Mac returned to Brenda’s apartment to check on her before leaving. He sighed, relieved that the scene had finally been photographed and properly examined. “If you hear anything during the night, Brenda, it might be one of the officers patrolling this floor. I took the liberty of calling your doctor, too. She wants to take a look at you, Phyllis was concerned you might have received a concussion when you fell.”
“Dr. Anderson is here? I didn’t know she made house calls,” Brenda said in surprise, but just then Dr. Sheryl Anderson poked her head in the door and came to her bedside.
“You’ve had quite an evening, Brenda. How are you feeling?” She examined Brenda’s pupils and felt along her neck for soreness.
“I’m a little better now. I have no idea how that dead body got in there.” Sheryl checked her reflexes briefly, then patted her arm and told her it was best to simply get some sleep. Brenda’s brow creased in anxiety at Dr. Anderson’s advice. “I doubt I’ll sleep much tonight. I can’t get thoughts to quit racing through my mind at all. I’m sure I’ll spend the late hours trying to figure it all out.”
“Well, then I suggest you should take these sleeping pills,” Dr. Anderson reassured her, leaving
a prescription on her bedside table. “You’ll need your rest if you want to think clearly tomorrow.” Her doctor also promised to let everyone know she was fine, and to ask Phyllis to double-check that Brenda’s door was locked.

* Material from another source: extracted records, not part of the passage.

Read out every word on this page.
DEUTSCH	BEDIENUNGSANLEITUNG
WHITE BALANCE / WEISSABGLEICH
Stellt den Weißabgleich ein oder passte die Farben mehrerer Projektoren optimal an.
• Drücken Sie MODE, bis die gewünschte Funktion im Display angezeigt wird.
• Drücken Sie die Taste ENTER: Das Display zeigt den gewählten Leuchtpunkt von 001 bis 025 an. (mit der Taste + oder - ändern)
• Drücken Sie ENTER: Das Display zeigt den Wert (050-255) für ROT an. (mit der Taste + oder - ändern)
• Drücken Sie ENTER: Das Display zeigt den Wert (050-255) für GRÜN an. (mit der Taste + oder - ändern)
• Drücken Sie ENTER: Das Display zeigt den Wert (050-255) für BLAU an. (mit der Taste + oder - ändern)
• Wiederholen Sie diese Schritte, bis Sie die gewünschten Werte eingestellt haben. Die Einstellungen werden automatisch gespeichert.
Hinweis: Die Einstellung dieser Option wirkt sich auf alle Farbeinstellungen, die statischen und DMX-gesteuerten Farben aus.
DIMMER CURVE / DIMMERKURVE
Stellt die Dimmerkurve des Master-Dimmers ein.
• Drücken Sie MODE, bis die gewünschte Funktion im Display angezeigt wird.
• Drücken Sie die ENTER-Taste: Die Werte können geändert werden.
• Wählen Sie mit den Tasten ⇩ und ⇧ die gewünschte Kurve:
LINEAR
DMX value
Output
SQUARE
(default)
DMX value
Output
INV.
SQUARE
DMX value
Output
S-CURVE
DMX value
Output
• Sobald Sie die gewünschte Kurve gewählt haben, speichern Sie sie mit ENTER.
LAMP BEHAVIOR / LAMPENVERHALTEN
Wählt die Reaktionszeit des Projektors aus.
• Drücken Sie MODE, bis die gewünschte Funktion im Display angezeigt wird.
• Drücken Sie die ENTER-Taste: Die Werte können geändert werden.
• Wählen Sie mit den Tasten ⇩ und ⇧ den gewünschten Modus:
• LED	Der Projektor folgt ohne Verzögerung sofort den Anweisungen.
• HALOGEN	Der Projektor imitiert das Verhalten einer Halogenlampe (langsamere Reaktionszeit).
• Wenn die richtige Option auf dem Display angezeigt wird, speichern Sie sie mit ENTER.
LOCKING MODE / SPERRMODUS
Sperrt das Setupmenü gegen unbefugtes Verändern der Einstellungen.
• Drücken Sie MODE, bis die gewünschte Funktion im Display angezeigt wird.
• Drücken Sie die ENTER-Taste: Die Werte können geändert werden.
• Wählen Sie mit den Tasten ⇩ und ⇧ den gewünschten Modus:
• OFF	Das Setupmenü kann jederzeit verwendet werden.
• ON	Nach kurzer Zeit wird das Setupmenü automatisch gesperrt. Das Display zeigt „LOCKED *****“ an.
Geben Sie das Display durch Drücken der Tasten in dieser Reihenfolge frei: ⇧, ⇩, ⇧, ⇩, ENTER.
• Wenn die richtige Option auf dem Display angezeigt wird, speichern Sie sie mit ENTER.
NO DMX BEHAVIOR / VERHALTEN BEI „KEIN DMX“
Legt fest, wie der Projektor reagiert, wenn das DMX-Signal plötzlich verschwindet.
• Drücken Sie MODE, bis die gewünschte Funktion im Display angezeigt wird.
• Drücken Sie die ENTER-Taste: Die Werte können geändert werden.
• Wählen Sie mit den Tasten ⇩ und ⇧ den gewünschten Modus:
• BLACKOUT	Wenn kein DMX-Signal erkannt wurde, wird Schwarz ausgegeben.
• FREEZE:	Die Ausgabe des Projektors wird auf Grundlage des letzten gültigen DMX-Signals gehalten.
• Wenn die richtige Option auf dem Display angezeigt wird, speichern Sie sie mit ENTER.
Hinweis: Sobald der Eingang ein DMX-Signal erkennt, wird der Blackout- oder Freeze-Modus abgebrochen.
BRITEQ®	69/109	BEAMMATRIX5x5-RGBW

Brenda accepted the pills and thanked Sheryl profusely. Her doctor gave her a quick hug and said to call her in the morning if she needed anything, and headed downstairs. Brenda decided to change out of her costume, take a warm shower and wash off the traces of the heavy make-up first. Once in clean pajamas, she took the pills and settled back into bed. She could feel the weariness overtake her almost before her head hit the soft pillow.
Chapter Five
Diversions
When Brenda came downstairs the next morning, Phyllis breathed a sigh of relief. Her boss looked rested and as if ready to carry on as usual. “Are you feeling better?” Allie asked her, and Brenda replied in the affirmative. As she walked through the rooms to the dining room, thoughts of the night before flooded over her. Her stomach did a flip-flop and she took a deep breath. She needed a good hot cup of coffee first. One of the housekeepers cleaning the buffet turned and smiled at her.
“I’ll get you a cup of coffee, Miss Sheffield,” she said. Brenda smiled in return and accepted the steaming beverage.
A few minutes later, she fetched herself a scrambled egg and dry toast from the buffet. “Is that all you’re going to eat?” Allie asked, hovering in the doorway.
“It’s all I can take so far,” Brenda said. “I’ll make up for it as the day goes along.”